With the great, comes the awful. These were the shows that were more than disappointing. They were just bad.
For the shows I loved this year, you can see both parts of that list here and here.
City on a Hill
City on a Hill — a classic example of a great start but precipitous drop in quality — had all the makings of prestige television but had all the tropes, too. Tropes that it wasn’t interested in dissecting: the corrupt FBI agent who can get things done, the prosecutor on the rise who plays by the book, the armored-car robberies around town by two down-and-out brothers. If I told you this was set in Boston in the 1980s, would it matter? Would you be surprised? Kevin Bacon was fun to watch here, but even he couldn’t drag an interesting story out of City on a Hill.
The Terror: Infamy
Coming off the excellent first season of The Terror, The Terror: Infamy had so much promise and room to play. This anthology series, now set in a WWII Japanese-American interment camp in California, attempted to ramp up the horrors of both civilization and the supernatural. In the end, it examined neither very well. Instead, what it did have was plenty of dry acting and unfocused plot threads that had the primary characters going here and yon for no discernible reason. It’s sad that movies and television have had so little to say about this particular, horrible aspect of American history. The Terror: Infamy did not do it any justice.
I Am The Night
I Am The Night looked great. And that’s about it. Based on the story of Fauna Hodel, a real-life California girl with connections to the Black Dahlia murder , this noir crime drama felt as if the characters were completely out of sync with the story, especially true for Chris Pine’s journalist. Pine does great work here as a veteran of the Korean War shaken by his past, but he looks utterly out of place: everyone else is stylized and of a period, but not him. It’s offsetting. And India Eisley as the Fauna could use a lot of work. Her accent is thick yet her acting is not. It’s a good metaphor for the problems with the show: juicy story, little to chew on.

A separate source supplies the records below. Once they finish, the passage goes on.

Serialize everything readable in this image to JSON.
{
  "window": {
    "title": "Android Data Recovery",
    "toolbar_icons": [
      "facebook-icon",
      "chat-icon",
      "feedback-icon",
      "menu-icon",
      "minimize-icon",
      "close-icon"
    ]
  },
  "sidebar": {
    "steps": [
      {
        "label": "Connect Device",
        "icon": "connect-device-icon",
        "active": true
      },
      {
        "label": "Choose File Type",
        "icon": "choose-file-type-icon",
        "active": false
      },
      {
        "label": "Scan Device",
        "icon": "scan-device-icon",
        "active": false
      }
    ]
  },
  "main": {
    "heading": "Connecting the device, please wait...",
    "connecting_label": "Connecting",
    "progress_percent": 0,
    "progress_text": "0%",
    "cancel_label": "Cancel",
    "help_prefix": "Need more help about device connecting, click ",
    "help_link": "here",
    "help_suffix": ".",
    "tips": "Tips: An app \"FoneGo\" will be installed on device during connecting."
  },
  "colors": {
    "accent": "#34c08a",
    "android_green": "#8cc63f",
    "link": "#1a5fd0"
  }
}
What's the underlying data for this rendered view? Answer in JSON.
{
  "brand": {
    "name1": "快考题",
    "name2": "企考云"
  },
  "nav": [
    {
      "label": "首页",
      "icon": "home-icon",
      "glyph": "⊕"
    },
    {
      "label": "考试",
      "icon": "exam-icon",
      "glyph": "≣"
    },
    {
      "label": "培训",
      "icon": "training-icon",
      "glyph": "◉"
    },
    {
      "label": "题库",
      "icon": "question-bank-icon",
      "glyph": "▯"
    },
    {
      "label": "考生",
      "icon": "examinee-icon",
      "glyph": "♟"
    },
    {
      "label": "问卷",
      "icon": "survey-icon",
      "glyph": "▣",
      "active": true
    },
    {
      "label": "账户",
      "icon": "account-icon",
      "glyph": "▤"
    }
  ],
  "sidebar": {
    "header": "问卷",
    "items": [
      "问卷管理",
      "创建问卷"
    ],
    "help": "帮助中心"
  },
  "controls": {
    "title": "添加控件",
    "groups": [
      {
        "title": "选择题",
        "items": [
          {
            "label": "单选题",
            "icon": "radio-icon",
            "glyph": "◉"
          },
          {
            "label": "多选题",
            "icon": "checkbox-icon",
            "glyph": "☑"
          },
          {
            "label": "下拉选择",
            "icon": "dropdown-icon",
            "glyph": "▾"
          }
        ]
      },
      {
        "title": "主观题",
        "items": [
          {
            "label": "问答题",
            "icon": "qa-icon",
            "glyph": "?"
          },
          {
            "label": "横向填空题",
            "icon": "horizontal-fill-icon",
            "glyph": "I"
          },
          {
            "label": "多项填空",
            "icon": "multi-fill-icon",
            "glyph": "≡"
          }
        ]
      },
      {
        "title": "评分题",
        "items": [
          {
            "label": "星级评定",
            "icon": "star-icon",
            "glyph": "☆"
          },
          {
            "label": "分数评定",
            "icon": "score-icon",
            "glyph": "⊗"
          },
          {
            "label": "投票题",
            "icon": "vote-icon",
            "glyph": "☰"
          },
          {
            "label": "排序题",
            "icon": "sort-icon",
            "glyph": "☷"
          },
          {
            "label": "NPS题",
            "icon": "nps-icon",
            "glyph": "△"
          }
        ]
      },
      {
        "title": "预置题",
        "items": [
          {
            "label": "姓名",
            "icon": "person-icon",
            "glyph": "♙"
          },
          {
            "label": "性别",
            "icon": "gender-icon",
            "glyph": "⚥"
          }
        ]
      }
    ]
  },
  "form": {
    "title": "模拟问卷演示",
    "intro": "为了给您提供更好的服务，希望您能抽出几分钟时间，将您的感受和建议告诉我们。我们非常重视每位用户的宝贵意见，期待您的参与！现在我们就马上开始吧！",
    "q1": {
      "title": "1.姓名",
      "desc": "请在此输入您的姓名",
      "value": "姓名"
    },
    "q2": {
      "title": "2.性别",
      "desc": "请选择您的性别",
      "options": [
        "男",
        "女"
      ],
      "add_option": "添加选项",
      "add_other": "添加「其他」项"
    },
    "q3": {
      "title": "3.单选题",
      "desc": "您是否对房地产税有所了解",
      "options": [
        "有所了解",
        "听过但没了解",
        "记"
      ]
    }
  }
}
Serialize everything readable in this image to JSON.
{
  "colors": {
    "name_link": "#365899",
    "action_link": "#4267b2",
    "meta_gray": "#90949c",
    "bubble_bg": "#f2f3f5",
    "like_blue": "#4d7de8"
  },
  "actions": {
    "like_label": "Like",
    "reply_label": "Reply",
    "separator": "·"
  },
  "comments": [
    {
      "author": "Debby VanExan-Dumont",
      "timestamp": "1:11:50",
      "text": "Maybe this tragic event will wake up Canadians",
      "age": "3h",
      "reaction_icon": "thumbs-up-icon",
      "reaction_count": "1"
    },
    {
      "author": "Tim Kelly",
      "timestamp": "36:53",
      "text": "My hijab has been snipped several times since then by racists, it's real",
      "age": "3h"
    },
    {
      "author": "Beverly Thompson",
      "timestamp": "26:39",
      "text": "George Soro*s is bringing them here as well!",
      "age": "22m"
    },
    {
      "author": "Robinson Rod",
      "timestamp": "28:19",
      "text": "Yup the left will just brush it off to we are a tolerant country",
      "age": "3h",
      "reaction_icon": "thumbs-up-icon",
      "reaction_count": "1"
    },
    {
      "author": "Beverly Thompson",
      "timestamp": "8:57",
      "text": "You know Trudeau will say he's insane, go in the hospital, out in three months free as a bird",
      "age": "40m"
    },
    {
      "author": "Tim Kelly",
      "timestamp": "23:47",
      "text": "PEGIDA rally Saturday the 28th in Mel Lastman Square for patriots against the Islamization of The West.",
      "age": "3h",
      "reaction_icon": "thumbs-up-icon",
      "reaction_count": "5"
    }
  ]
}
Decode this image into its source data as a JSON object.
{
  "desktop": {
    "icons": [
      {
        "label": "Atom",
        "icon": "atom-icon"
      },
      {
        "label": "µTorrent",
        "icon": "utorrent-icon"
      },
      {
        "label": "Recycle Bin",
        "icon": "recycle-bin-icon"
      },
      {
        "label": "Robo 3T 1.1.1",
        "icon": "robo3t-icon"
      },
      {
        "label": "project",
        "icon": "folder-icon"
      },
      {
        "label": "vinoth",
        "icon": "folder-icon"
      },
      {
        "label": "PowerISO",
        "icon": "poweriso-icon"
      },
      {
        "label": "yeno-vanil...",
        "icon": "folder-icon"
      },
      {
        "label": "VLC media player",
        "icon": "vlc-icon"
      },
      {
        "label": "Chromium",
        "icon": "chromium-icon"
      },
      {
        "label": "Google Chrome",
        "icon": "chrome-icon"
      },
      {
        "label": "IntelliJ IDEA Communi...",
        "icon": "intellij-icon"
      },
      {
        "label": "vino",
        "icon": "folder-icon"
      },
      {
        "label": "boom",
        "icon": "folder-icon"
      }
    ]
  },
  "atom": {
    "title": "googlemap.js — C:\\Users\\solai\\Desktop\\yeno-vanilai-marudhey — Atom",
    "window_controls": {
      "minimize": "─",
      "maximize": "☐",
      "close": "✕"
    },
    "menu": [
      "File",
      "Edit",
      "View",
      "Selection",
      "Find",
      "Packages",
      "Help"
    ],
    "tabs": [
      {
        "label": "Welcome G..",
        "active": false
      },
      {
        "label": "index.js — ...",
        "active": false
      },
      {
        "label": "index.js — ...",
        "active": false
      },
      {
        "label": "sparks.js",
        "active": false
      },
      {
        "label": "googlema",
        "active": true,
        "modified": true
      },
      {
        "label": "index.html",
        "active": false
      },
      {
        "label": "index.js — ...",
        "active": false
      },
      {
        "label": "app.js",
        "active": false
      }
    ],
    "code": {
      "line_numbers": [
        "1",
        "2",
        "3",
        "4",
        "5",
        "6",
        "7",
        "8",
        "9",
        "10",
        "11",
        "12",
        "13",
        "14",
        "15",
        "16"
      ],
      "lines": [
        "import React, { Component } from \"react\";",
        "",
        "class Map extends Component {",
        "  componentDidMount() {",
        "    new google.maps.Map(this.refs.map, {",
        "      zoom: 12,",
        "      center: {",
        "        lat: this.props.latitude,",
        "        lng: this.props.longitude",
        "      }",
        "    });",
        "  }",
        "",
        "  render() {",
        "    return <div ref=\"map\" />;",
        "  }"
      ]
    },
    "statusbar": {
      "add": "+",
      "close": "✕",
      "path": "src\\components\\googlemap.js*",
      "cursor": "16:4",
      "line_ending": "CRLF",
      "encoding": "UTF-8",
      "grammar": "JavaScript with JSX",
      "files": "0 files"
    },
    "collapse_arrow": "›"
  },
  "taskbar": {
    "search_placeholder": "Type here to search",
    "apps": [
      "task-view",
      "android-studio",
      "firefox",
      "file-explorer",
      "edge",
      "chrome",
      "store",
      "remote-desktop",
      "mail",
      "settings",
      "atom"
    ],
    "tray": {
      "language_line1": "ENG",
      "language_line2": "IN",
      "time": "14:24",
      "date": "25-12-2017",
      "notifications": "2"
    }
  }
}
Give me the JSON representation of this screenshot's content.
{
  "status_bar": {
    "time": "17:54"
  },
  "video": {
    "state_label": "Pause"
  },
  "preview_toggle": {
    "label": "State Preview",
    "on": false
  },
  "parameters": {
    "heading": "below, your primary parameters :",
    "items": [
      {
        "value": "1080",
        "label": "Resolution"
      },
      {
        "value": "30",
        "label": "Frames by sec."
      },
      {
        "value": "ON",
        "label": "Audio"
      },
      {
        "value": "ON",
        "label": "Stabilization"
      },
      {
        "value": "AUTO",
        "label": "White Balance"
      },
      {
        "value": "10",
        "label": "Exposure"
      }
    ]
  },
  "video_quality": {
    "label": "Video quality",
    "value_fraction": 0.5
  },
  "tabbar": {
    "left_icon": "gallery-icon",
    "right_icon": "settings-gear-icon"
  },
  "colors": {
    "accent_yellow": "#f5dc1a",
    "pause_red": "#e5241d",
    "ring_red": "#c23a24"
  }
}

If you were to only go by the pilot episode of NOS4A2 (a play on the word “Nosferatu” and based on the book by Joe Hill), you’d think you had a great entry into the genre of television horror drama. It has some fascinating elements, including Zachary Quinto as a old man who preys on the energy (I think?) of children to maintain his vampire-like youth all wrapped up in a Christmas kidnapping. It’s creepy to be sure. Then beginning with episode two, it adds more and more random bullshit without bothering to make any of it work together. Here’s a list of plot threads that, I swear, I’m not making up: a teenage girl with a motorbike who can transport anywhere by riding on a local, covered bridge; an alcoholic father who is sometimes negligent and sometimes loving; a weird librarian who can see parts of the future with the help of Scrabble tiles, but also has seizures; a piece of the past involving roller skates as a mode of teleportation; a mentally challenged school janitor with a love for comic books; a place called “Christmasland”; an overly simplistic story line about class. Hill’s original is partly to blame here, but the writers should have inferred what to mimic from the text and what to morph into something better. This was a frustrating, awful mess.
Fear the Walking Dead
Season Five of Fear the Walking Dead was, and I avoid hyperbole here, a disaster. There were leaps of logic in this series that absolutely no one should be asked to make. I’ll try to explain one of the worst narrative choices, but I’m not sure if I can really convey how terribly stupid it all was. In an attempt to rescue some people whom they’ve never seen and that they’ve only heard on a walkie talkie, our heroes fly over a mountain in a small airplane — though none of them actually know how to fly an airplane — and crash it. Duh. There’s no explanation as to why they didn’t just drive there, but oh well. And then over the course of the first half of the season, they rebuild this airplane, although none of them even knew how to fly it in the first place. Oh, and there’s a nuclear power plant that’s endangering them, though no one seems to have any sort of radiation poisoning. That almost sounds like a weird dream, and I wish that’s all it was. One character, I shit you not, got irradiated zombie blood in her mouth and never gets sick. I just can’t.
The contrast of good acting and wretched writing has to be the starkest on this show than any other. So many great actors are utterly wasted. Garrett Dillahunt, Lennie James, Colman Domingo, Ruben Blades, and Jenna Elfman — all stellar actors — are worthy of so much more than this.
The showrunners really should sit down and discuss their vision for this show. This is just sad.